The Portsmouth-based warship has had a successful start to her time as the Royal Navy’s fleet ready escort, which means she is the first in line to react to any tasking from the UK government.

Her visit also coincides with International Women’s Day, the 100th anniversary of women in the Naval Service, and National Apprenticeship Week.

Those on board will take part in a number of events to mark the occasions, including welcoming schoolchildren on board to learn about the opportunities for women in the Royal Navy today and attending the House of Commons for a celebration of apprentices.

“It is a real privilege to be able to bring my ship in to London this week not least because we have so much to celebrate,” said Commander Chris Ansell, the Commanding Officer of HMS St Albans.

“My ship’s company are looking forward to some well-earned time ashore following a busy and successful operational period for us. My team is a mix of experienced sailors and people who are sailing for the very first time, and they have all achieved a great deal.

“We currently hold the duty of being the first responder for the nation should there be any need for a maritime response.

“Around 95 per cent of our nation’s trade and 35 per cent of our energy comes in to the UK via the sea so it’s a domain we need to protect and be active in policing.”

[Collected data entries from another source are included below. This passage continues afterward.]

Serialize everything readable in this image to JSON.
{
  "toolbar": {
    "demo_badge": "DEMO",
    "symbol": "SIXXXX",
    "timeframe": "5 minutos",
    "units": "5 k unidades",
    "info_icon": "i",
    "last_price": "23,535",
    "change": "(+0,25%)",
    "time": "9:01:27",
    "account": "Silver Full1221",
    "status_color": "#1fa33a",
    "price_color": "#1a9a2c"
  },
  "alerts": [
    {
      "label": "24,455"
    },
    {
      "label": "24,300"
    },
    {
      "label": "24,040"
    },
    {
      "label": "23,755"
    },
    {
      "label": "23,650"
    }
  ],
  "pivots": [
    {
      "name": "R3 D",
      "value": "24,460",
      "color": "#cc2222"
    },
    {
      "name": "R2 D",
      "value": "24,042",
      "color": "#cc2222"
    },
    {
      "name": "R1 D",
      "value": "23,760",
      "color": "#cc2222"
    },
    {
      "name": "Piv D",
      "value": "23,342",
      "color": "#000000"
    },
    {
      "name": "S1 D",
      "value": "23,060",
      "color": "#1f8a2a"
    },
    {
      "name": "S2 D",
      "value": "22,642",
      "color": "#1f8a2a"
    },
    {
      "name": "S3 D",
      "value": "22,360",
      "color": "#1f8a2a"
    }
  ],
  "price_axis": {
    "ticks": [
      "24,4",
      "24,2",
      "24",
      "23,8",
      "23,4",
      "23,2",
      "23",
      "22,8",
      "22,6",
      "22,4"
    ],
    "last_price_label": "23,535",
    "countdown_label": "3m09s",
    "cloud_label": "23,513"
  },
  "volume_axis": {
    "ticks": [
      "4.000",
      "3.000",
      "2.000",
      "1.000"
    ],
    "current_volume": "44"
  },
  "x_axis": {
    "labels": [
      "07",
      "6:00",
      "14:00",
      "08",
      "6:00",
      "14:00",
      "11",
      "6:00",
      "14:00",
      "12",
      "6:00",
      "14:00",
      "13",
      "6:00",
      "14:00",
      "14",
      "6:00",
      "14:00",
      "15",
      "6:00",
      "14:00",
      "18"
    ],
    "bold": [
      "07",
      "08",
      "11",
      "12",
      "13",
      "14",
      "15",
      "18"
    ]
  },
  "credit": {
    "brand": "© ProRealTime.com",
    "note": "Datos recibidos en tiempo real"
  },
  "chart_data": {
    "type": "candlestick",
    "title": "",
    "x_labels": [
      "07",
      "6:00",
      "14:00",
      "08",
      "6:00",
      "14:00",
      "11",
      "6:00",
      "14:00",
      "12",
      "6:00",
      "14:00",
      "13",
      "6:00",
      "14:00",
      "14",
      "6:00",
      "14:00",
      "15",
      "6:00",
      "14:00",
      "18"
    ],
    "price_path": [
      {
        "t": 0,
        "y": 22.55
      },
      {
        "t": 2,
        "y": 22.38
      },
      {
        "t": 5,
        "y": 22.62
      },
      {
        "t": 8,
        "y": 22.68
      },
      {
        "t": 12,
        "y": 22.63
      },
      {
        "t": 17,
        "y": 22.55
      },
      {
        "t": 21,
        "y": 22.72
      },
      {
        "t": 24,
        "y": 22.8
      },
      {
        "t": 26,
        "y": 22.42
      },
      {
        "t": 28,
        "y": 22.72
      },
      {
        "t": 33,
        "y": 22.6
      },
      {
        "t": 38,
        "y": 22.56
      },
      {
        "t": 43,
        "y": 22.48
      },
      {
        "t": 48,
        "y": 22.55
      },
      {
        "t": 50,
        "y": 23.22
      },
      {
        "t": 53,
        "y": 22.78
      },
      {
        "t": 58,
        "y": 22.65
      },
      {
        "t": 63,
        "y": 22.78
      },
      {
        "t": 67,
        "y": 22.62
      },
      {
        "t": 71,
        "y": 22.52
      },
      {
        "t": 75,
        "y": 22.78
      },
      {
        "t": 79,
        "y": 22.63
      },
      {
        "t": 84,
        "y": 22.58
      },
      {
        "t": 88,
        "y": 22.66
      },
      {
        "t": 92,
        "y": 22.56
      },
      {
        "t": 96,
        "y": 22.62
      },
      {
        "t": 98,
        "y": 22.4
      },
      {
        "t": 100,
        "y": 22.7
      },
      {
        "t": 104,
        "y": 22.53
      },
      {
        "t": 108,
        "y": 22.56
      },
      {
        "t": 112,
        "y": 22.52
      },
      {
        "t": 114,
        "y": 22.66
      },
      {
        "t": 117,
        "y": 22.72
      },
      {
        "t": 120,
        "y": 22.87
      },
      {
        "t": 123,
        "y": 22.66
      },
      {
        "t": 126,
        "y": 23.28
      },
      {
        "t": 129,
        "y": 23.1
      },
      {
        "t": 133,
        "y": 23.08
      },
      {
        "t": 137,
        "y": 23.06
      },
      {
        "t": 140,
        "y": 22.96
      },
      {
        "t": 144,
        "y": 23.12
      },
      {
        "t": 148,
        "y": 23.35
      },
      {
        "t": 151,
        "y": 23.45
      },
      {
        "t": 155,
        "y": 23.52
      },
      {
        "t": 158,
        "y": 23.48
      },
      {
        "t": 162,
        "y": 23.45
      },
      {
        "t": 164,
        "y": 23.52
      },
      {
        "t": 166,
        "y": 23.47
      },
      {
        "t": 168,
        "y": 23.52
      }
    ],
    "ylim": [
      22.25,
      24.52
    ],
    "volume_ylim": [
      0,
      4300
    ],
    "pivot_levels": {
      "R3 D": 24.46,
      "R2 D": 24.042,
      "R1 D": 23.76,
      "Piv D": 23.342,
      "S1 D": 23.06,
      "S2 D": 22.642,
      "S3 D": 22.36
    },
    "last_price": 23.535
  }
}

Around 95 per cent of our nation’s trade and 35 per cent of our energy comes in to the UK via the sea so it’s a domain we need to protect and be active in policing.

Commander Chris Ansell.

All Royal Navy ships can respond at short notice to sail and protect the UK’s interests in and around home waters, but the role of fleet ready escort means HMS St Albans is the first in line to react.

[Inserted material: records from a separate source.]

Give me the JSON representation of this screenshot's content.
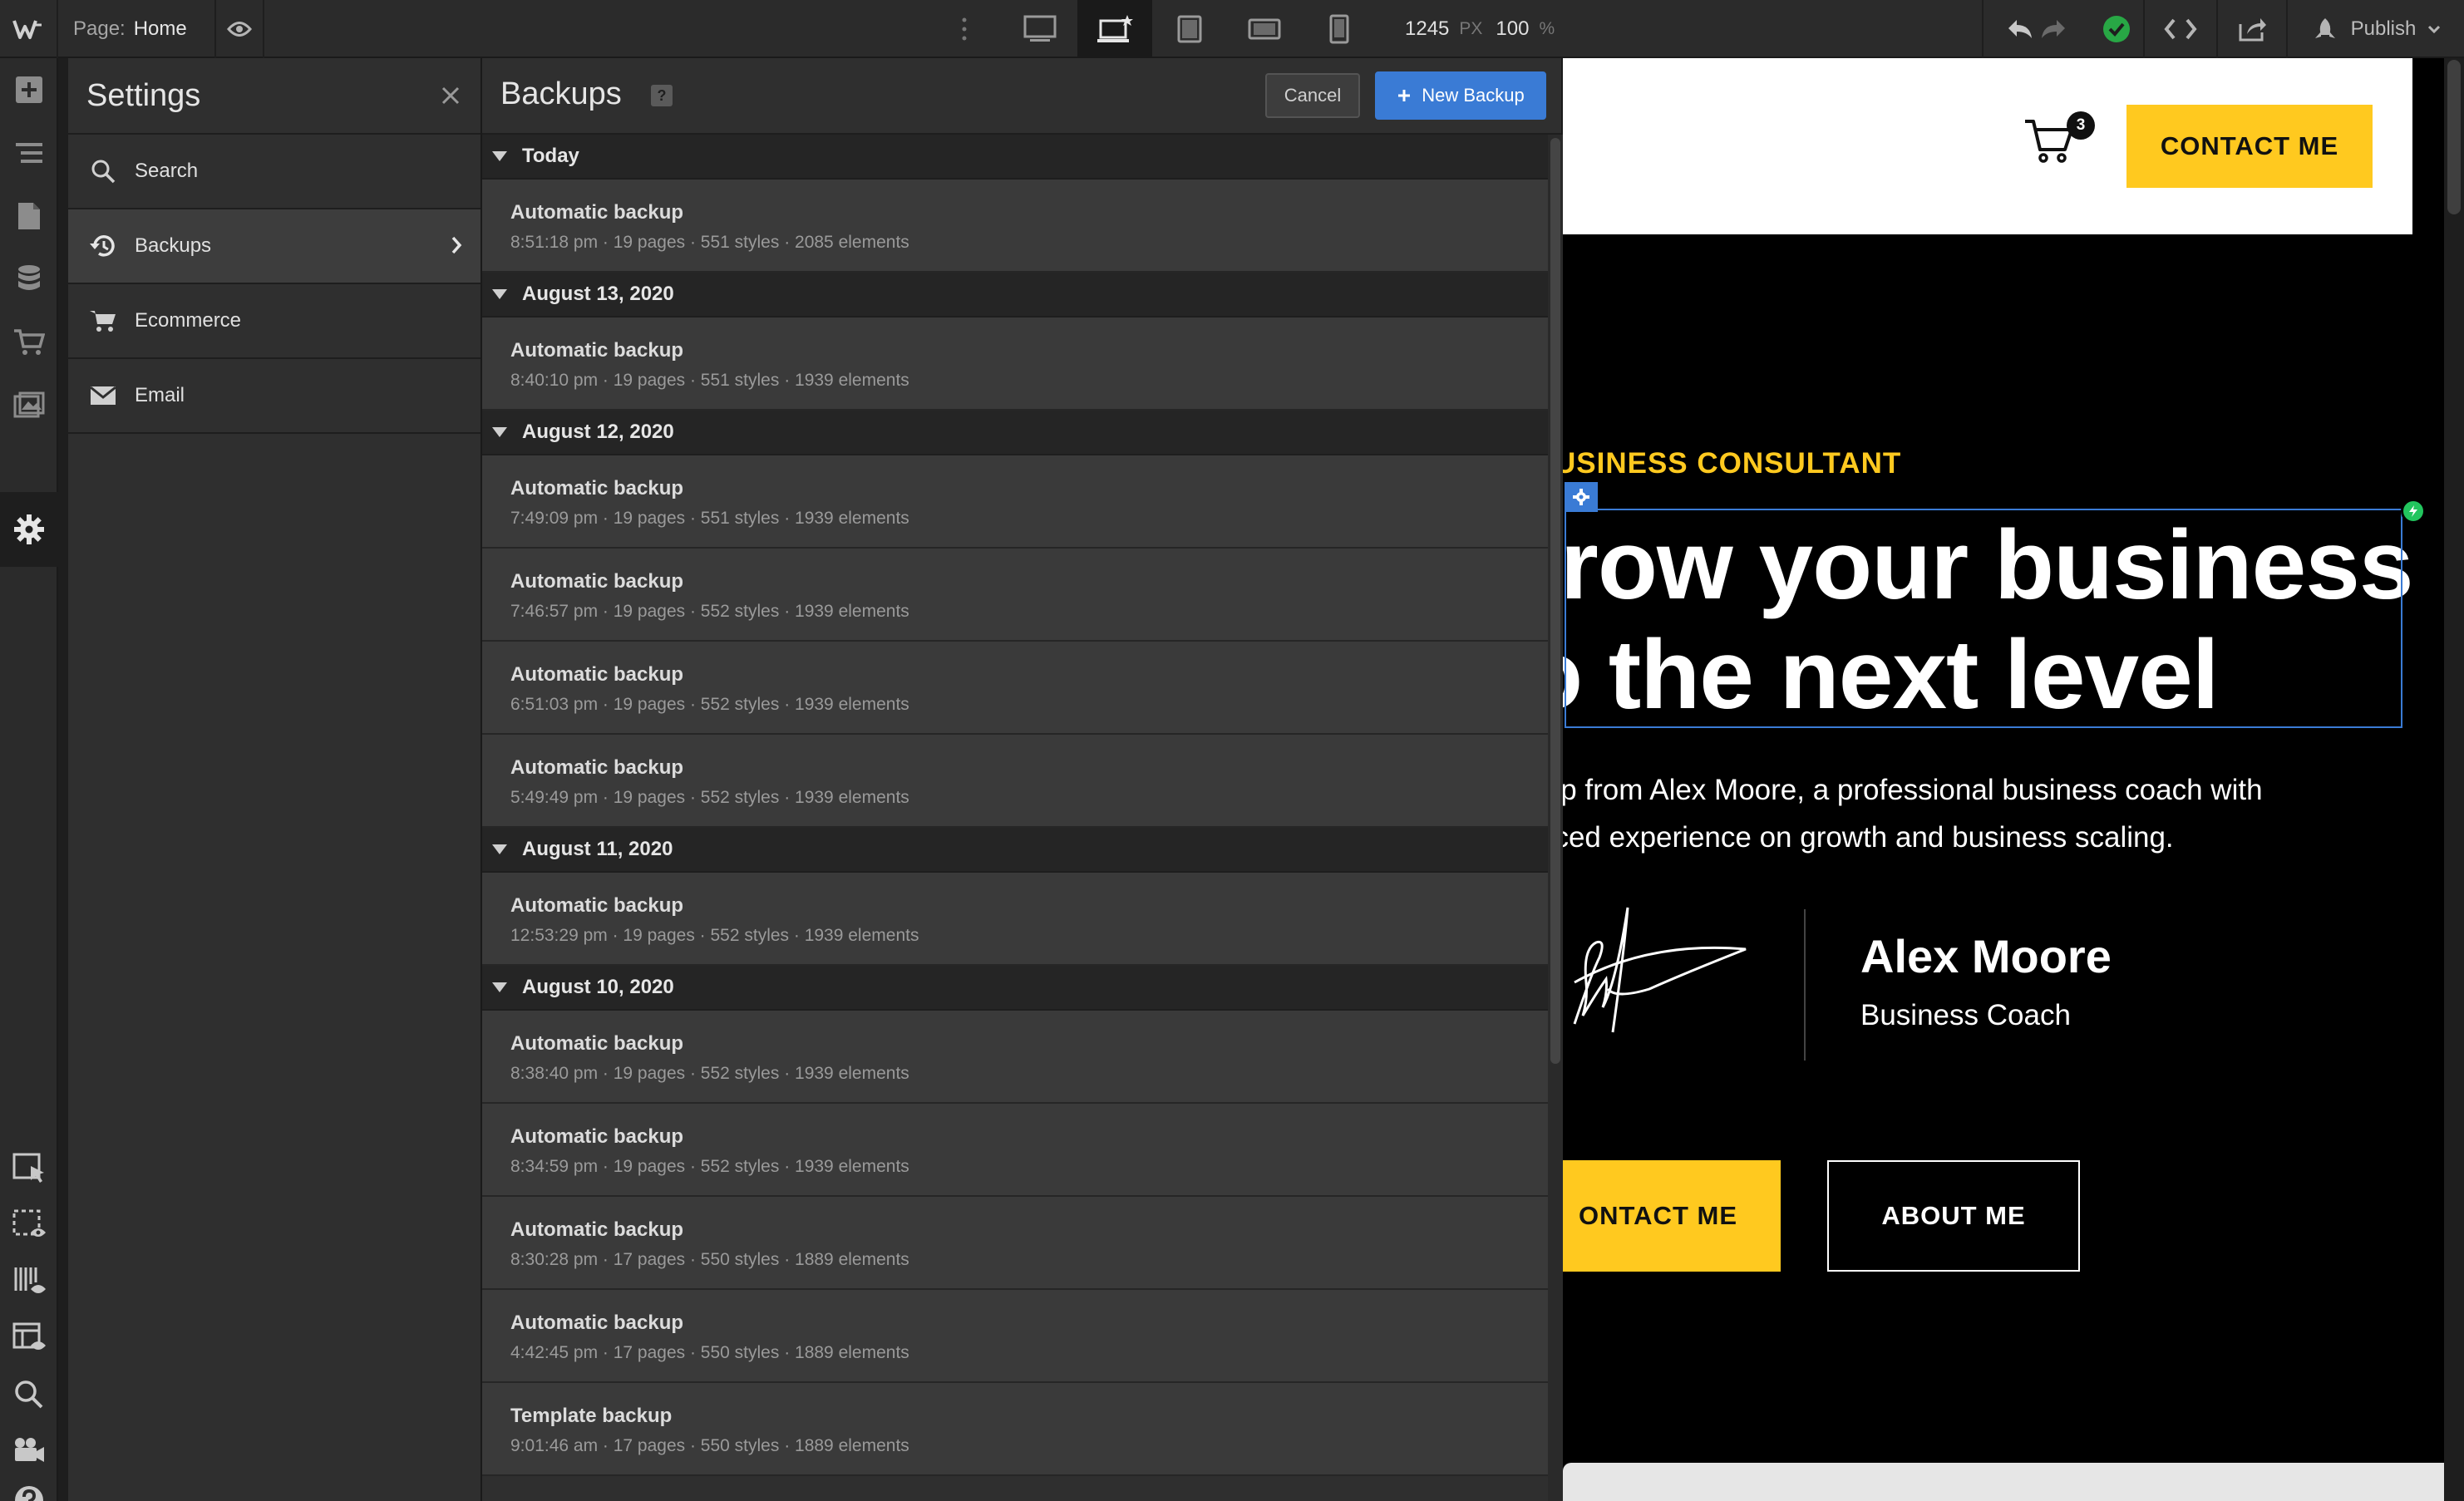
{
  "topbar": {
    "page_label": "Page:",
    "page_name": "Home",
    "width_value": "1245",
    "width_unit": "PX",
    "zoom_value": "100",
    "zoom_unit": "%",
    "publish_label": "Publish",
    "devices": [
      "desktop",
      "laptop",
      "tablet",
      "mobile-landscape",
      "mobile-portrait"
    ],
    "status_color": "#28a745"
  },
  "settings": {
    "title": "Settings",
    "items": [
      {
        "label": "Search",
        "icon": "search-icon"
      },
      {
        "label": "Backups",
        "icon": "history-icon",
        "active": true
      },
      {
        "label": "Ecommerce",
        "icon": "cart-icon"
      },
      {
        "label": "Email",
        "icon": "envelope-icon"
      }
    ]
  },
  "backups": {
    "title": "Backups",
    "help": "?",
    "cancel_label": "Cancel",
    "new_label": "New Backup",
    "groups": [
      {
        "date": "Today",
        "items": [
          {
            "name": "Automatic backup",
            "meta": "8:51:18 pm · 19 pages · 551 styles · 2085 elements"
          }
        ]
      },
      {
        "date": "August 13, 2020",
        "items": [
          {
            "name": "Automatic backup",
            "meta": "8:40:10 pm · 19 pages · 551 styles · 1939 elements"
          }
        ]
      },
      {
        "date": "August 12, 2020",
        "items": [
          {
            "name": "Automatic backup",
            "meta": "7:49:09 pm · 19 pages · 551 styles · 1939 elements"
          },
          {
            "name": "Automatic backup",
            "meta": "7:46:57 pm · 19 pages · 552 styles · 1939 elements"
          },
          {
            "name": "Automatic backup",
            "meta": "6:51:03 pm · 19 pages · 552 styles · 1939 elements"
          },
          {
            "name": "Automatic backup",
            "meta": "5:49:49 pm · 19 pages · 552 styles · 1939 elements"
          }
        ]
      },
      {
        "date": "August 11, 2020",
        "items": [
          {
            "name": "Automatic backup",
            "meta": "12:53:29 pm · 19 pages · 552 styles · 1939 elements"
          }
        ]
      },
      {
        "date": "August 10, 2020",
        "items": [
          {
            "name": "Automatic backup",
            "meta": "8:38:40 pm · 19 pages · 552 styles · 1939 elements"
          },
          {
            "name": "Automatic backup",
            "meta": "8:34:59 pm · 19 pages · 552 styles · 1939 elements"
          },
          {
            "name": "Automatic backup",
            "meta": "8:30:28 pm · 17 pages · 550 styles · 1889 elements"
          },
          {
            "name": "Automatic backup",
            "meta": "4:42:45 pm · 17 pages · 550 styles · 1889 elements"
          },
          {
            "name": "Template backup",
            "meta": "9:01:46 am · 17 pages · 550 styles · 1889 elements"
          }
        ]
      }
    ]
  },
  "canvas": {
    "cart_count": "3",
    "contact_top": "CONTACT ME",
    "eyebrow": "USINESS CONSULTANT",
    "headline_line1": "rrow your business",
    "headline_line2": "o the next level",
    "paragraph_line1": "elp from Alex Moore, a professional business coach with",
    "paragraph_line2": "nced experience on growth and business scaling.",
    "person_name": "Alex Moore",
    "person_role": "Business Coach",
    "contact_btn": "ONTACT ME",
    "about_btn": "ABOUT ME",
    "accent_color": "#ffc91f",
    "selection_color": "#3a7bd5"
  }
}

The duty involves protecting UK territorial waters, maintaining security and protecting sea lanes and UK infrastructure within our economic zone. That might include wind farms, fishing or oil platforms, plus a broad range of other activity that goes on in the seas around Britain.

While HMS St Albans is alongside in London, her 190-strong ship’s company will be taking part in a number of events including International Women’s Day and National Apprenticeship Week.

As the UK celebrates the importance of workplace training schemes for National Apprenticeship Week, every new recruit joining the Royal Navy is automatically enrolled on an apprenticeship in their chosen discipline – and most of those on board HMS St Albans have already earned those qualifications while learning how to fight and survive at sea.

“Like everyone on board I’m looking forward to some time in London,” said Engineering Technician (Marine Engineering) Dean Gill, from Gosport.

“As an apprentice engineering technician I’m learning everything I need to know to keep the ship going.

"I’ve been trained in how diesel engines, generators, air compressors and salt water pumps work – all the things we need to keep the ship going day-to-day.”